In de consternatie die ontstaat zijn er monniken die stellen dat deze doodsgeur een vingerwijzing Gods is. De geur van bederf zou zich bij andere zondaren niet zo snel manifesteren als bij deze man, terwijl hij toch niet veel vlees meer op de botten had (p. 406). Het gewone volk mag deze man voor een heilige houden, in het klooster blijken er broeders te zijn die grote bedenkingen hadden bij de starets. Zijn geloof zou modieus zijn, zijn onderricht misleidend, zijn vasten niet consequent en in zijn omgang met het volk zou hij de regels rond de biecht schenden. De geur van bederf zou een goddelijke bevestiging zijn van deze bedenkingen bij het doen en laten van de starets (p. 407). Het is duidelijk dat de schrijver zelf de duiding van de vingerwijzing door de broeders uit het klooster niet deelt. De verwachtingen die leven bij het volk noemt hij overspannen en de sfeer in het klooster wijt hij mede aan afgunst op de heiligheid van de ontslapene (p. 404). Met het verwerpen van de duiding van de kloosterlingen is echter nog niet duidelijk wat de geur van bederf voor de schrijver zelf betekent. Wat is de betekenis van deze scene in het grotere geheel van het verhaal wat hij vertelt? Wat is de vingerwijzing die de schrijver ons als lezers met deze scene wil geven?

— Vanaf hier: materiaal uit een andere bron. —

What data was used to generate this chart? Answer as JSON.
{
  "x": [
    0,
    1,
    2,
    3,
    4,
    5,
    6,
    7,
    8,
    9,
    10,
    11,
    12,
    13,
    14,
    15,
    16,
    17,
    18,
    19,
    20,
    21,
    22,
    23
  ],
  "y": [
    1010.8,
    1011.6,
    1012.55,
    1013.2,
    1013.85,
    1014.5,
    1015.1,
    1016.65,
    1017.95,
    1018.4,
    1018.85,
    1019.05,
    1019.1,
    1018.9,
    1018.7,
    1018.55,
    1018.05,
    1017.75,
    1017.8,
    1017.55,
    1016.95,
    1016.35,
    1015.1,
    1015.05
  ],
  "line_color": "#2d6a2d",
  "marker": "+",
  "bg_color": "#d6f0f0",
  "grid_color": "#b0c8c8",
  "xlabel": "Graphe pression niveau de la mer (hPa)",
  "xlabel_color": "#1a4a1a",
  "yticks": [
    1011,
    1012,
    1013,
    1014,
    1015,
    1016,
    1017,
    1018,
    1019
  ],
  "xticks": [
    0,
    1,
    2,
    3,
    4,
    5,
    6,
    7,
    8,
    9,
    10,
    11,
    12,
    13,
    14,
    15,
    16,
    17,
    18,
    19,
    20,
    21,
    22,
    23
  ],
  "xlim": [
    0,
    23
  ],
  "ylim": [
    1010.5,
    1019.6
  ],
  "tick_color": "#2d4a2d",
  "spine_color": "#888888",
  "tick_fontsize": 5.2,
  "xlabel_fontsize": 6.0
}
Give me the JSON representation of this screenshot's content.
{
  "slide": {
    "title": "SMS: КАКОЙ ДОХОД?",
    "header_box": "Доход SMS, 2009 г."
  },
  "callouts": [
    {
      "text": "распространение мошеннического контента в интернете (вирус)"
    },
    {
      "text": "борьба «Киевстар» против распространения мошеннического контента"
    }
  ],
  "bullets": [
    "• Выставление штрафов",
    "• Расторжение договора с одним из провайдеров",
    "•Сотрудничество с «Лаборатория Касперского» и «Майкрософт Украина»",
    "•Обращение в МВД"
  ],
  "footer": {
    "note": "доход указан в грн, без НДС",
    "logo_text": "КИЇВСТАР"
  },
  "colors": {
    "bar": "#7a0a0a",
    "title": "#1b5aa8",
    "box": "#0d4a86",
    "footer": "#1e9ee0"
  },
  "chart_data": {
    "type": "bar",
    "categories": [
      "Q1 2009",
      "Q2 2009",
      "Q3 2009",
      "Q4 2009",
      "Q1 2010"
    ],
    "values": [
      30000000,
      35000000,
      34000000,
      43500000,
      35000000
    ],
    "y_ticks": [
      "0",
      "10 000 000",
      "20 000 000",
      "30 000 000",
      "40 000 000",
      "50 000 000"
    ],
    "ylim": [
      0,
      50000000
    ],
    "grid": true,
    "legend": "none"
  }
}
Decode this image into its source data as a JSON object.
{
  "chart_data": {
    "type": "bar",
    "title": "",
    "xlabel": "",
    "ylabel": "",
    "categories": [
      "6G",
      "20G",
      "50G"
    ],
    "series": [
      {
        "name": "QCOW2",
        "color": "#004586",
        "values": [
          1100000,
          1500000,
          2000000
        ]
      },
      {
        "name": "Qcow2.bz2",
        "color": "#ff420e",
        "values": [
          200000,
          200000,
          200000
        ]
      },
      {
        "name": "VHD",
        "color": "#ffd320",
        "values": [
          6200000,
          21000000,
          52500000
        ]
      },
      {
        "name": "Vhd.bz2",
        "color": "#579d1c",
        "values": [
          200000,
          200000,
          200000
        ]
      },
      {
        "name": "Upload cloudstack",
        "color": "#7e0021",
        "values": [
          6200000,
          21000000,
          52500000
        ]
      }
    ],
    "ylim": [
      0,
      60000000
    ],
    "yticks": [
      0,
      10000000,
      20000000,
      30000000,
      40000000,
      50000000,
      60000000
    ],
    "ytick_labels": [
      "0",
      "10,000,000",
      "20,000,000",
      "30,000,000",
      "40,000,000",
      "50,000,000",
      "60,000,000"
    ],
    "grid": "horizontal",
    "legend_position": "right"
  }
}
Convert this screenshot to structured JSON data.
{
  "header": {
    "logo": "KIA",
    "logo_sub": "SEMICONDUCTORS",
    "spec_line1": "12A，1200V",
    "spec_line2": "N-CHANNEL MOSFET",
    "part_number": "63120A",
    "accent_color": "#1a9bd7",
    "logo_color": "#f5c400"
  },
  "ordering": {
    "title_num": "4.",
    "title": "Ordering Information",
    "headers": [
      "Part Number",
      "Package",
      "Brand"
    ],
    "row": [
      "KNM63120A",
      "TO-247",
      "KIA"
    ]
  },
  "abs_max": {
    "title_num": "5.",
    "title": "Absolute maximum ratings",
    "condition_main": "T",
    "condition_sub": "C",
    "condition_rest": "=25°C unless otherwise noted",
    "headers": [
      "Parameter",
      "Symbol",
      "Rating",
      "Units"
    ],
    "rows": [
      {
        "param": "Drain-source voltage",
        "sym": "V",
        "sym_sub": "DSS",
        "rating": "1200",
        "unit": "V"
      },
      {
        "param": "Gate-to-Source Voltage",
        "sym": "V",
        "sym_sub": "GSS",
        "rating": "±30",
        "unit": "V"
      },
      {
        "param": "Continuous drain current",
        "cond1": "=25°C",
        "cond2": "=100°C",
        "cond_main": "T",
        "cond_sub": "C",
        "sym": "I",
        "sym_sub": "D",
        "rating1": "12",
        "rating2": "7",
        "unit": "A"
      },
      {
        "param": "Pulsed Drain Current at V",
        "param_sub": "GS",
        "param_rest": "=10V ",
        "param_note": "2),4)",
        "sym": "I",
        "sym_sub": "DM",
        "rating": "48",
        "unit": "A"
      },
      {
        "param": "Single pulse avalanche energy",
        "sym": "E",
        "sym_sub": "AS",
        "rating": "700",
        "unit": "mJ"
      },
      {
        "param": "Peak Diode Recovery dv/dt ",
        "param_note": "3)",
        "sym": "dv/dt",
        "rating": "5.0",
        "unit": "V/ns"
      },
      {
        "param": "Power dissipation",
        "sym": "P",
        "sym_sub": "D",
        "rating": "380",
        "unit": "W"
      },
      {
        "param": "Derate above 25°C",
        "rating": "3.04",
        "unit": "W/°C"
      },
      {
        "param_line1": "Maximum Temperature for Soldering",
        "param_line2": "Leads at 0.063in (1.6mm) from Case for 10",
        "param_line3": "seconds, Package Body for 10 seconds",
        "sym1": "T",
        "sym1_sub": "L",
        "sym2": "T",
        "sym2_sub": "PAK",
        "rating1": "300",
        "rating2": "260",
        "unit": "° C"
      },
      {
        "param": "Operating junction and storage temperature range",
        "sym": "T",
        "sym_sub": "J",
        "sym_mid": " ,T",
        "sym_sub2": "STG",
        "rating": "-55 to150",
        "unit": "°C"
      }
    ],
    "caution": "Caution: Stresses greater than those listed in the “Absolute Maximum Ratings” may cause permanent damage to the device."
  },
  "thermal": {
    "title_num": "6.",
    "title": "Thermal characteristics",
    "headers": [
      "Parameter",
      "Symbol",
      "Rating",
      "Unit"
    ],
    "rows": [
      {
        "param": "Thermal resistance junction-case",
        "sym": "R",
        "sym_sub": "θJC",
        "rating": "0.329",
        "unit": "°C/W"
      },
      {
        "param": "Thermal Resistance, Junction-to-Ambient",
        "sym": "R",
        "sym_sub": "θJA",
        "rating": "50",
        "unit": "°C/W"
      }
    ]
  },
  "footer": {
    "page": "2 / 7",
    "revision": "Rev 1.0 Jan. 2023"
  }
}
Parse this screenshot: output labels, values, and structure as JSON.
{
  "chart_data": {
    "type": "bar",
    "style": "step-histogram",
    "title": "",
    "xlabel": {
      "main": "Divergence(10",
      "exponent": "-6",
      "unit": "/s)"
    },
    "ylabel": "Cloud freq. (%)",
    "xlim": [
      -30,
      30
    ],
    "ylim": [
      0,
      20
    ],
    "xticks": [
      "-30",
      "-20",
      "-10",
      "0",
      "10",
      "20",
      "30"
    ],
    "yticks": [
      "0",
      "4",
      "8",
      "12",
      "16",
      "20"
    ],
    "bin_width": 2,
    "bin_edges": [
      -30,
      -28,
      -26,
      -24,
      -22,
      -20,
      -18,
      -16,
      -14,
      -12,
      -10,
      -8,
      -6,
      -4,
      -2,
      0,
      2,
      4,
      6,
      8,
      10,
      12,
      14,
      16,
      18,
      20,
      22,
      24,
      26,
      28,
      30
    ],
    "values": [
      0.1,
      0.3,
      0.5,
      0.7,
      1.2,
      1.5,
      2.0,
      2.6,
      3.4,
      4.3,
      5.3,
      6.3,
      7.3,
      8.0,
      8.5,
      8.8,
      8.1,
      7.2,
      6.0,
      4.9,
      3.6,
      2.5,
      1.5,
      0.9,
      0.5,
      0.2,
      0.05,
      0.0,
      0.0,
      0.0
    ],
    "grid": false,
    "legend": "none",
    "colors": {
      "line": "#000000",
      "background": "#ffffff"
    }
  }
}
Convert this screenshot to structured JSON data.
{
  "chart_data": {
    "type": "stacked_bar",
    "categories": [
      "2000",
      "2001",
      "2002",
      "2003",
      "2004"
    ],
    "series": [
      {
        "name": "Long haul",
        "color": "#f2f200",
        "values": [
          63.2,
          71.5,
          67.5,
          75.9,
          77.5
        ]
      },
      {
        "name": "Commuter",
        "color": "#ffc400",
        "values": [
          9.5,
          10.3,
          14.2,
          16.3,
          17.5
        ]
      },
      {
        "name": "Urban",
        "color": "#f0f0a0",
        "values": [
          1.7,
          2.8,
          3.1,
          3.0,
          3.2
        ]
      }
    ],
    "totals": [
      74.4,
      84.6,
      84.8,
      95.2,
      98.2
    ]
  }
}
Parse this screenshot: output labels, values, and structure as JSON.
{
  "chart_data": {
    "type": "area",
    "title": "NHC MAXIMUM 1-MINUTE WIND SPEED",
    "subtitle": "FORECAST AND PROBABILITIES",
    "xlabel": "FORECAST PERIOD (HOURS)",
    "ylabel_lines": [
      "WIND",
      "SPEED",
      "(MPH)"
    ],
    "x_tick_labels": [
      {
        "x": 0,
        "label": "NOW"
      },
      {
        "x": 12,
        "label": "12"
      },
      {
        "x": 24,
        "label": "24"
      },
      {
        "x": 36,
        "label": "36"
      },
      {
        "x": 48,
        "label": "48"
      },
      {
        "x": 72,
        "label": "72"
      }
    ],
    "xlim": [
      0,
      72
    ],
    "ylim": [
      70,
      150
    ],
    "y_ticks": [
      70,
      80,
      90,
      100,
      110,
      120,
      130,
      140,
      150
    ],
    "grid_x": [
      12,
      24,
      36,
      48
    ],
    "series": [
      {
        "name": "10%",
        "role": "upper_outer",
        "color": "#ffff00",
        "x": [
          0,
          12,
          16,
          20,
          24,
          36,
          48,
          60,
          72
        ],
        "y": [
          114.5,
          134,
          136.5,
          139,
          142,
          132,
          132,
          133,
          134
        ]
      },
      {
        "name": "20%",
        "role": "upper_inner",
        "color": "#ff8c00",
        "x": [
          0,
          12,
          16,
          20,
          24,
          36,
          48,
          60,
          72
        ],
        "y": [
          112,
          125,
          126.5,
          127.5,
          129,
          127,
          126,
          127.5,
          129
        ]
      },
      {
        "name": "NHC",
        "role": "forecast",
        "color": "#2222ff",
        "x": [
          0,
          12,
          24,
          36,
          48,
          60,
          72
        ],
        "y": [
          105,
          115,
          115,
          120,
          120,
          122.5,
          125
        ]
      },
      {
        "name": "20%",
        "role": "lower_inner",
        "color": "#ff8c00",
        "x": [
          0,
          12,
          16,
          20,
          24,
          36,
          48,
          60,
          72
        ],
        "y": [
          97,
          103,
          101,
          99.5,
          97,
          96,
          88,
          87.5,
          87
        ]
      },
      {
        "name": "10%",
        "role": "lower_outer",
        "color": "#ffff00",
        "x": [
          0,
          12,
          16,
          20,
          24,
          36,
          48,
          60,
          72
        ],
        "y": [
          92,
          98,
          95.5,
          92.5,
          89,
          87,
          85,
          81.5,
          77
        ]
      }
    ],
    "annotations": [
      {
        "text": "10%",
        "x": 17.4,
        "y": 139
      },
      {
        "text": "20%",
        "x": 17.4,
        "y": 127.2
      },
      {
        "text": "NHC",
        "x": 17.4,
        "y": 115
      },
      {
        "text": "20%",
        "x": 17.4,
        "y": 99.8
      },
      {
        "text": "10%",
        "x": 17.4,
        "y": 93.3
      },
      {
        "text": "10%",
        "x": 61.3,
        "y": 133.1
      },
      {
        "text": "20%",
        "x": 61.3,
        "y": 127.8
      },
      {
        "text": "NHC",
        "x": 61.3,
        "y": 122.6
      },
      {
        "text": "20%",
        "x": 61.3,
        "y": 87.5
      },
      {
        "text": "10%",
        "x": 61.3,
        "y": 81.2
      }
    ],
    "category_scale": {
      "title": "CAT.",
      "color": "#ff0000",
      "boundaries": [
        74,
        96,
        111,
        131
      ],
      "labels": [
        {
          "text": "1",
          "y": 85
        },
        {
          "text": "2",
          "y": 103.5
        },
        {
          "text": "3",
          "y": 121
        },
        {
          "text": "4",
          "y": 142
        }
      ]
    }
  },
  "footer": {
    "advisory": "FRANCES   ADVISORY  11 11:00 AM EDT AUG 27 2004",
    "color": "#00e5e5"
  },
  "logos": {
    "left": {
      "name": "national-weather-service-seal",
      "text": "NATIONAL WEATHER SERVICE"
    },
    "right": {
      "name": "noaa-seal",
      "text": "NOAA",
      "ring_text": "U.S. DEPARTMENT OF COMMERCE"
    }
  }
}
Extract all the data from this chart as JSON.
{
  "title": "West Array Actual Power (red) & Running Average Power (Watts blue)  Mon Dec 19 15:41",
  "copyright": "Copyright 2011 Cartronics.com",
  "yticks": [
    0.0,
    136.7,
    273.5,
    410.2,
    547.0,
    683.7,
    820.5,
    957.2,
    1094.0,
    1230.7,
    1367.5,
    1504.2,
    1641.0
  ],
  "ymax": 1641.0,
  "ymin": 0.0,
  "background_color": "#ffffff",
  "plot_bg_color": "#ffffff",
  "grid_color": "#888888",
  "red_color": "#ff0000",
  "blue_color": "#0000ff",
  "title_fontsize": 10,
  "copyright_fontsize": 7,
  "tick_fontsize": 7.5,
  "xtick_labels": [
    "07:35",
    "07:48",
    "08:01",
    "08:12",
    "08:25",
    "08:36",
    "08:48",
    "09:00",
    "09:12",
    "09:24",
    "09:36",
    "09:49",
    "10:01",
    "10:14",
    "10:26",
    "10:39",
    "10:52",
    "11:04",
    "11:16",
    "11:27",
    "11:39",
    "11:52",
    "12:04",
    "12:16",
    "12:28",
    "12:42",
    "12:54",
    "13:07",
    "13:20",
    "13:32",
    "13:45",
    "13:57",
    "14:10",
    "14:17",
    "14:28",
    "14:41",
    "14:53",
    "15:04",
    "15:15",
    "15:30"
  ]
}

Geur in het geheel van de roman
Vader Ferapont, de meest verklaarde tegenstander van vader Zosima binnen de muren van het klooster, stelt de geur van verderf gelijk aan het demonische (p. 410 ). Eerder in de roman is al gebleken dat het demonische voor vader Ferapont een fysieke gestalte heeft. Hij ziet duivels onder de pij van zijn broeders, ze hebben hoorntjes en schichtige oogjes. Eén duivel wist hij op handige wijze te vangen. ‘Nu zal ie wel ergens leggen rotten in een hoekie, te stinken, maar hun zien het niet, hun ruiken het niet.’ (p. 206) Als iedereen een geur van bederf ruikt bij het lichaam van vader Zosima dan is dat voor vader Ferapont een gewichtige vingerwijzing Gods. Iedereen ruikt nu wat hij al die tijd al rook.[1]
Op andere plaatsen in de roman heeft de schrijver echter al duidelijk gemaakt dat stank niet zomaar gelijk gesteld kan worden aan het demonische. Te denken valt bijvoorbeeld aan de figuur van Lizaveta Smerdjasjsjaja, die ook wel ‘stinkende Liza’ wordt genoemd. Zij staat ondanks of misschien wel mede dankzij de onaangename geur die zij verspreidt bekend als een heilige dwaas (p. 120) en wordt door de huisknecht van Fjodor Pavlovitsj een zalige vrouw genoemd (p. 123). Stank en heiligheid sluiten elkaar dus niet per definitie uit. Een tweede voorbeeld hiervan is de zwakzinnige vrouw van de stafkapitein Snegirjov. Zij vertelt dat haar geadviseerd is een bovenraampje open te zetten omdat haar lucht niet fris zou zijn. Ze zegt daar zelf over: ‘Wat moeten ze eigenlijk met mijn lucht? Een lijk stinkt veel erger.’ (p. 246) In deze twee voorbeelden wordt stank ter sprake gebracht in een context van zwakzinnigheid en armoede.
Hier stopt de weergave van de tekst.